Summary of Abstract Submission

Abstract Submission No. IO50-08-0029PresentationPoster

FILLING OF DATA GAPS IN SEA SURFACE TEMPERATURE TIME SERIES DATA USING HADOOP BASED NEURAL NETWORKS

Jonnakuti Pavan Kumar*1, T V S Uday Bhaskar1, E Pattabi Rama Rao1

1 INCOIS, INDIA

ABSTRACT :

Large scale satellite data are generated continuously by multiple sensors in daily communications. Forecast on such data possesses high significance for analyzing the behaviors of huge amounts of data. However, the natural properties of satellite data present three non-trivial challenges: large data scale leads it difficult to keep both efficiency and accuracy; similar data increases the system load; and noise in the data set is also an important influence factor of the processing result. To resolve the above problems, We can work efficiently with the neural networks on large data sets. Data is divided into separated segments, and learned by a same network structure.

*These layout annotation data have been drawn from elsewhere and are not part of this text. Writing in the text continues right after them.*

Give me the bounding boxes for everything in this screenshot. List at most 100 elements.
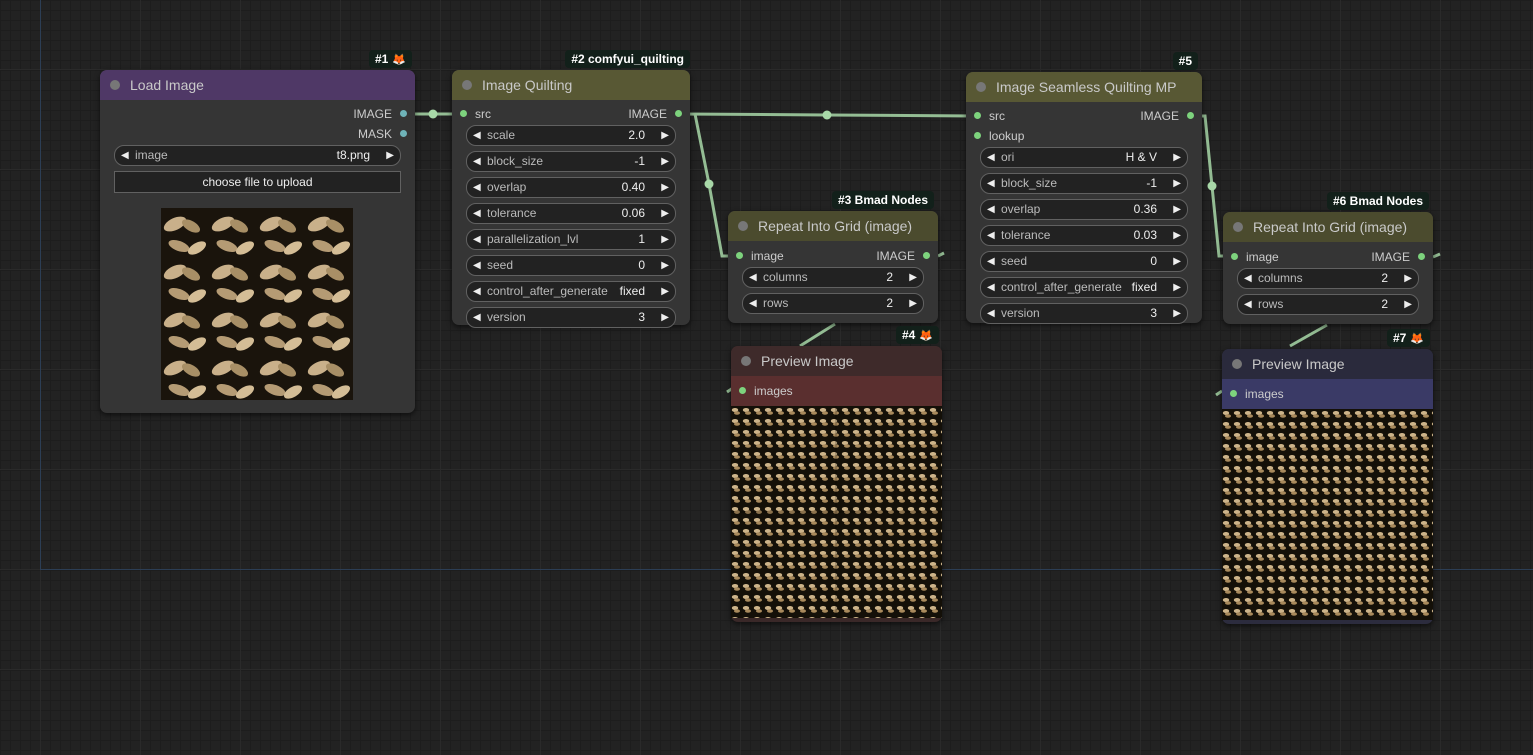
widget-value: fixed (1131, 280, 1157, 294)
widget-columns[interactable]: ◀ columns 2 ▶ (1237, 268, 1419, 289)
node-title[interactable]: Image Seamless Quilting MP (966, 72, 1202, 102)
widget-control-after-generate[interactable]: ◀ control_after_generate fixed ▶ (980, 277, 1188, 298)
node-badge: #3 Bmad Nodes (831, 191, 934, 209)
increment-arrow-icon[interactable]: ▶ (661, 308, 669, 327)
widget-columns[interactable]: ◀ columns 2 ▶ (742, 267, 924, 288)
increment-arrow-icon[interactable]: ▶ (909, 268, 917, 287)
decrement-arrow-icon[interactable]: ◀ (987, 174, 995, 193)
widget-control-after-generate[interactable]: ◀ control_after_generate fixed ▶ (466, 281, 676, 302)
increment-arrow-icon[interactable]: ▶ (661, 256, 669, 275)
input-slot-images[interactable]: images (1230, 379, 1284, 409)
decrement-arrow-icon[interactable]: ◀ (473, 178, 481, 197)
widget-overlap[interactable]: ◀ overlap 0.40 ▶ (466, 177, 676, 198)
widget-block-size[interactable]: ◀ block_size -1 ▶ (980, 173, 1188, 194)
increment-arrow-icon[interactable]: ▶ (1173, 278, 1181, 297)
increment-arrow-icon[interactable]: ▶ (909, 294, 917, 313)
increment-arrow-icon[interactable]: ▶ (661, 230, 669, 249)
upload-button[interactable]: choose file to upload (114, 171, 401, 193)
widget-list: ◀ scale 2.0 ▶ ◀ block_size -1 ▶ ◀ overlap 0.40 ▶ ◀ to… (452, 125, 690, 328)
node-image-quilting[interactable]: #2 comfyui_quilting Image Quilting src I… (452, 50, 690, 328)
output-slot-image[interactable]: IMAGE (1140, 106, 1194, 126)
node-load-image[interactable]: #1 🦊 Load Image IMAGE MASK ◀ image t8.png… (100, 50, 415, 413)
collapse-dot-icon[interactable] (976, 82, 986, 92)
output-slot-mask[interactable]: MASK (100, 124, 415, 144)
increment-arrow-icon[interactable]: ▶ (1173, 148, 1181, 167)
output-slot-image[interactable]: IMAGE (100, 104, 415, 124)
increment-arrow-icon[interactable]: ▶ (661, 152, 669, 171)
increment-arrow-icon[interactable]: ▶ (661, 204, 669, 223)
increment-arrow-icon[interactable]: ▶ (1173, 252, 1181, 271)
decrement-arrow-icon[interactable]: ◀ (987, 226, 995, 245)
node-repeat-into-grid-3[interactable]: #3 Bmad Nodes Repeat Into Grid (image) i… (728, 191, 938, 323)
collapse-dot-icon[interactable] (1233, 222, 1243, 232)
decrement-arrow-icon[interactable]: ◀ (473, 282, 481, 301)
widget-rows[interactable]: ◀ rows 2 ▶ (742, 293, 924, 314)
increment-arrow-icon[interactable]: ▶ (1173, 226, 1181, 245)
node-title[interactable]: Image Quilting (452, 70, 690, 100)
decrement-arrow-icon[interactable]: ◀ (473, 126, 481, 145)
increment-arrow-icon[interactable]: ▶ (1173, 200, 1181, 219)
widget-overlap[interactable]: ◀ overlap 0.36 ▶ (980, 199, 1188, 220)
widget-version[interactable]: ◀ version 3 ▶ (980, 303, 1188, 324)
node-preview-image-7[interactable]: #7 🦊 Preview Image images (1222, 329, 1433, 624)
widget-version[interactable]: ◀ version 3 ▶ (466, 307, 676, 328)
increment-arrow-icon[interactable]: ▶ (661, 178, 669, 197)
node-title[interactable]: Repeat Into Grid (image) (1223, 212, 1433, 242)
decrement-arrow-icon[interactable]: ◀ (1244, 295, 1252, 314)
decrement-arrow-icon[interactable]: ◀ (473, 204, 481, 223)
collapse-dot-icon[interactable] (462, 80, 472, 90)
widget-ori[interactable]: ◀ ori H & V ▶ (980, 147, 1188, 168)
decrement-arrow-icon[interactable]: ◀ (987, 148, 995, 167)
image-combo-widget[interactable]: ◀ image t8.png ▶ (114, 145, 401, 166)
node-repeat-into-grid-6[interactable]: #6 Bmad Nodes Repeat Into Grid (image) i… (1223, 192, 1433, 324)
widget-rows[interactable]: ◀ rows 2 ▶ (1237, 294, 1419, 315)
decrement-arrow-icon[interactable]: ◀ (749, 294, 757, 313)
input-slot-lookup[interactable]: lookup (974, 126, 1024, 146)
node-badge: #2 comfyui_quilting (565, 50, 690, 68)
decrement-arrow-icon[interactable]: ◀ (987, 200, 995, 219)
collapse-dot-icon[interactable] (110, 80, 120, 90)
input-slot-image[interactable]: image (736, 246, 784, 266)
widget-parallelization-lvl[interactable]: ◀ parallelization_lvl 1 ▶ (466, 229, 676, 250)
decrement-arrow-icon[interactable]: ◀ (749, 268, 757, 287)
increment-arrow-icon[interactable]: ▶ (1404, 269, 1412, 288)
widget-list: ◀ columns 2 ▶ ◀ rows 2 ▶ (1223, 268, 1433, 315)
collapse-dot-icon[interactable] (738, 221, 748, 231)
widget-seed[interactable]: ◀ seed 0 ▶ (980, 251, 1188, 272)
node-title[interactable]: Load Image (100, 70, 415, 100)
decrement-arrow-icon[interactable]: ◀ (987, 278, 995, 297)
widget-tolerance[interactable]: ◀ tolerance 0.03 ▶ (980, 225, 1188, 246)
increment-arrow-icon[interactable]: ▶ (1404, 295, 1412, 314)
node-title[interactable]: Preview Image (731, 346, 942, 376)
input-slot-image[interactable]: image (1231, 247, 1279, 267)
output-slot-image[interactable]: IMAGE (876, 246, 930, 266)
widget-scale[interactable]: ◀ scale 2.0 ▶ (466, 125, 676, 146)
increment-arrow-icon[interactable]: ▶ (1173, 174, 1181, 193)
decrement-arrow-icon[interactable]: ◀ (473, 152, 481, 171)
node-preview-image-4[interactable]: #4 🦊 Preview Image images (731, 326, 942, 622)
node-title[interactable]: Preview Image (1222, 349, 1433, 379)
decrement-arrow-icon[interactable]: ◀ (121, 146, 129, 165)
input-slot-src[interactable]: src (974, 106, 1005, 126)
decrement-arrow-icon[interactable]: ◀ (987, 304, 995, 323)
input-slot-images[interactable]: images (739, 376, 793, 406)
node-image-seamless-quilting-mp[interactable]: #5 Image Seamless Quilting MP src IMAGE … (966, 52, 1202, 324)
decrement-arrow-icon[interactable]: ◀ (473, 308, 481, 327)
collapse-dot-icon[interactable] (1232, 359, 1242, 369)
increment-arrow-icon[interactable]: ▶ (1173, 304, 1181, 323)
node-title[interactable]: Repeat Into Grid (image) (728, 211, 938, 241)
decrement-arrow-icon[interactable]: ◀ (473, 230, 481, 249)
decrement-arrow-icon[interactable]: ◀ (473, 256, 481, 275)
decrement-arrow-icon[interactable]: ◀ (987, 252, 995, 271)
decrement-arrow-icon[interactable]: ◀ (1244, 269, 1252, 288)
output-slot-image[interactable]: IMAGE (628, 104, 682, 124)
input-slot-src[interactable]: src (460, 104, 491, 124)
output-slot-image[interactable]: IMAGE (1371, 247, 1425, 267)
widget-block-size[interactable]: ◀ block_size -1 ▶ (466, 151, 676, 172)
increment-arrow-icon[interactable]: ▶ (386, 146, 394, 165)
collapse-dot-icon[interactable] (741, 356, 751, 366)
increment-arrow-icon[interactable]: ▶ (661, 282, 669, 301)
increment-arrow-icon[interactable]: ▶ (661, 126, 669, 145)
widget-tolerance[interactable]: ◀ tolerance 0.06 ▶ (466, 203, 676, 224)
widget-seed[interactable]: ◀ seed 0 ▶ (466, 255, 676, 276)
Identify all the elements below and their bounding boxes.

Then all weights from the set of networks are integrated and renovate the conventional back propagation neural network to the next layer using big data techniques. A Hadoop based framework called HBNN (i.e. Hadoop-based Back propagation Neural Network) is proposed to process forecast on large-scale SST data. It utilizes a diversity-based algorithm to decrease the computational loads. Extensive experiments on gigabyte of realistic SST data are performed on a Big Data platform and the results show that HBNN is characterized by greater efficiency, good scalability and anti-noise.